以前はそんなことなかったのに、アスナ相手だとなんだか力が入らないのだ。
「……ボーッと……しないッ!」
アスナはよく通る声と共に、俺の剣を弾き飛ばした。
「……解った。わたしとじゃ真面目にやってくれないんだね。本当に相手にならないと思ってるんだね。

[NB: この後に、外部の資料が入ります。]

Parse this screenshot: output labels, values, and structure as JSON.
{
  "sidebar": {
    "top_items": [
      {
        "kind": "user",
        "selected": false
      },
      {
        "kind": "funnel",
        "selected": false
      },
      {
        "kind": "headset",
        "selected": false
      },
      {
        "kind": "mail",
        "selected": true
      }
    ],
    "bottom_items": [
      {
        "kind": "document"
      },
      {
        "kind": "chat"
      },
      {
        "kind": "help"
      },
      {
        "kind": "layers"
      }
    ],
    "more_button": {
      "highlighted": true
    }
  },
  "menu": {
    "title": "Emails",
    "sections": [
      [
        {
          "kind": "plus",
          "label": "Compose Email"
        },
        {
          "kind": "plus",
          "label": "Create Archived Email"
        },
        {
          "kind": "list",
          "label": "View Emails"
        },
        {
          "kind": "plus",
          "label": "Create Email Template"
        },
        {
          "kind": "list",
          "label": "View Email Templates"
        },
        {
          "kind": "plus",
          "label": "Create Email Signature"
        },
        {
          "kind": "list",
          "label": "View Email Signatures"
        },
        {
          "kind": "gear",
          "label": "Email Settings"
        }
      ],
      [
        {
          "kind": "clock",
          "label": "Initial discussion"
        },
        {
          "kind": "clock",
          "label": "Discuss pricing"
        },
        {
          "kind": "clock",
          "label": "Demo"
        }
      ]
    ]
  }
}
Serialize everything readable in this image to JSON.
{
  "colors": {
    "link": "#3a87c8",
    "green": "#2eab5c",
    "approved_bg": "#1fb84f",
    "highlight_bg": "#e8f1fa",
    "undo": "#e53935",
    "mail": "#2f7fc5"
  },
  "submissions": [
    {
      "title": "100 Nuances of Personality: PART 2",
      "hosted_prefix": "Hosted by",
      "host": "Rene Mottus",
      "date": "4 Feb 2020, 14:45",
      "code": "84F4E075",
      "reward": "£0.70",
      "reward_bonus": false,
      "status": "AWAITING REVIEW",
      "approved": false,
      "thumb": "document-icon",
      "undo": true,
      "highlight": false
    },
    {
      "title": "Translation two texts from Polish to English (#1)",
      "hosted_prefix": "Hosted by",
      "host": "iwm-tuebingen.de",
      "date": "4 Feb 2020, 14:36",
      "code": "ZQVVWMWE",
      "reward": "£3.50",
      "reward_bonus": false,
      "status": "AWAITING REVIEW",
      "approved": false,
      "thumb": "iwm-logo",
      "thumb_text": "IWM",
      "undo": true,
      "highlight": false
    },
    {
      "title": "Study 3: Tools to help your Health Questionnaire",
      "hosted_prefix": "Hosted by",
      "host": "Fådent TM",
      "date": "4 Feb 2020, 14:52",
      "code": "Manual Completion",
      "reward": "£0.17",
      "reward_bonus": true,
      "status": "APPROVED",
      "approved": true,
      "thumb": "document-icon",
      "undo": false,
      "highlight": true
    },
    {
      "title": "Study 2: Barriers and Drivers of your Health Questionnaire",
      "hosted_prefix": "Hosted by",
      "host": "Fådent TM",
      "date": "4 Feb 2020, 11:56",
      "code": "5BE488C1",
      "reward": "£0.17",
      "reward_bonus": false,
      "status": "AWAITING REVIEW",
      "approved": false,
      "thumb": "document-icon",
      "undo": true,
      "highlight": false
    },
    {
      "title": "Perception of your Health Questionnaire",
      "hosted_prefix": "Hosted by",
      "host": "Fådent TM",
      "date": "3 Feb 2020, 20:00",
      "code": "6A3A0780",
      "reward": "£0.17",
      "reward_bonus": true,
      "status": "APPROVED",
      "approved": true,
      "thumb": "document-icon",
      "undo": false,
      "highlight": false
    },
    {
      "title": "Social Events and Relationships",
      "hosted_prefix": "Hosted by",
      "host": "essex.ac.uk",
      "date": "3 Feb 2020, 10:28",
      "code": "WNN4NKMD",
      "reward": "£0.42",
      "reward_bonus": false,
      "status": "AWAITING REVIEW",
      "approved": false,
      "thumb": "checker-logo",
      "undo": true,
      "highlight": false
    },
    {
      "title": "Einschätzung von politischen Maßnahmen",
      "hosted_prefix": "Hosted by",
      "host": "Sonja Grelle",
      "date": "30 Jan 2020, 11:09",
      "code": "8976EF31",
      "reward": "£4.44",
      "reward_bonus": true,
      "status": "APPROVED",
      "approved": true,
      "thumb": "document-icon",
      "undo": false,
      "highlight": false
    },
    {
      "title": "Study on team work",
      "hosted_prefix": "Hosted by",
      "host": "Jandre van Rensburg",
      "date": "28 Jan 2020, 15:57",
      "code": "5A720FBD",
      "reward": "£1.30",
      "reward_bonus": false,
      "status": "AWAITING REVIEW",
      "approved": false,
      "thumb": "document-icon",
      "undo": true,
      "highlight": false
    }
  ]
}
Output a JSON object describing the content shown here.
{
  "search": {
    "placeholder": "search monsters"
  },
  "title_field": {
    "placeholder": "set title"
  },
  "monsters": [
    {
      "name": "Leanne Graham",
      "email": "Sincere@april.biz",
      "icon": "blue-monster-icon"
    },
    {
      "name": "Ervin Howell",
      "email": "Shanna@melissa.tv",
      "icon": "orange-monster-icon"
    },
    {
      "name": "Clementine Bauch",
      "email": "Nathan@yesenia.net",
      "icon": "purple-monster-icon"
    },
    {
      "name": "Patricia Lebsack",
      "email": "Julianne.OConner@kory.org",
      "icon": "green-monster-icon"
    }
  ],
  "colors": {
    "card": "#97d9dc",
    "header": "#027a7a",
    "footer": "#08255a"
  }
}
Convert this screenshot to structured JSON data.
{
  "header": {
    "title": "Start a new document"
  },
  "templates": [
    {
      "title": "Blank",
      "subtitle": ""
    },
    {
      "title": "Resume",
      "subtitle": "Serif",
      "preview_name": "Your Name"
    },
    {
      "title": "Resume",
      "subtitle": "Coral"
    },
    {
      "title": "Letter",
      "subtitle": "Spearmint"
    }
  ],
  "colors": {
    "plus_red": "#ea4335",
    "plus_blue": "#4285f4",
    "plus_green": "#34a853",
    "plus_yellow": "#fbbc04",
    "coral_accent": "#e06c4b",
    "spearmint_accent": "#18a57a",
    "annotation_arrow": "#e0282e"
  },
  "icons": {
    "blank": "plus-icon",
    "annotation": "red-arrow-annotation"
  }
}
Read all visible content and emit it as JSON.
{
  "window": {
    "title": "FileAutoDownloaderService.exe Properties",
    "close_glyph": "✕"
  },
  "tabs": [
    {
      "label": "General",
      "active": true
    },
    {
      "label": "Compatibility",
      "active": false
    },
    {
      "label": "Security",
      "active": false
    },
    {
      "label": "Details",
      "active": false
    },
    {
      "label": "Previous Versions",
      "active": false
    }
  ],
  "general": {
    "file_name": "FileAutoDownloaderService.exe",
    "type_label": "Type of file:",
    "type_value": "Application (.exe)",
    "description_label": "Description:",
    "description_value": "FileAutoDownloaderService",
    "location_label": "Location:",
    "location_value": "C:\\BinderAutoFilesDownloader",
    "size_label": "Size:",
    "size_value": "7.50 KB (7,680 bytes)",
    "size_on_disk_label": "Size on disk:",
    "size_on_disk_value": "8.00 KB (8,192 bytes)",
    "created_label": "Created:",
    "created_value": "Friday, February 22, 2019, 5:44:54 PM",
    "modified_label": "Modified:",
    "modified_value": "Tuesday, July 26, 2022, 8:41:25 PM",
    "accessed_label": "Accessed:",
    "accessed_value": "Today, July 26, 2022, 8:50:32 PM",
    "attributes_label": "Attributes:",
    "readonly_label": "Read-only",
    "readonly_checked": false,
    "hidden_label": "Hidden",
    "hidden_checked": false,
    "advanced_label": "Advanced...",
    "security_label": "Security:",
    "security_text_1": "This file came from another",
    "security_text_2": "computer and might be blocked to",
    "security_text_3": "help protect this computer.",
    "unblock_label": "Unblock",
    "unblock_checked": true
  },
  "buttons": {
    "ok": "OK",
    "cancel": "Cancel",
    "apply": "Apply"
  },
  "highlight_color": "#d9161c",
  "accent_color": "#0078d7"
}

じゃあ直葉ちゃんでも呼べば? わたしはもう帰るから」
「ちょ、待っ……!」
十分真面目にやっているつもりだ。なのに、何故──。
*
「お兄ちゃんがあたしに習練付き合ってほしいなんて、珍しいね。けどあたし、簡単に負ける気はないよ」
直葉は笑顔で言い──地を蹴った途端、その表情は消え失せた。
「お兄ちゃん……知ってる?」
激しい攻防を続ける中、直葉が訊いてきた。
「……なにを?」
「あたしはお兄ちゃんとは違って、今年──中3で、アインクラッドに編入してきた」
「……そうだな」
通常は年少から、初等部1年から、中等部1年から──と、キリのいい学年で入学するものなのだが、直葉は今年の4月に編入してきた。言われるまでもなく、もちろん知っている。
「……どうして、たいして頭もよくないあたしがこの学園に編入なんてできたのか……わかる?」
俺は直葉の攻撃を、剣を盾にして防いだ。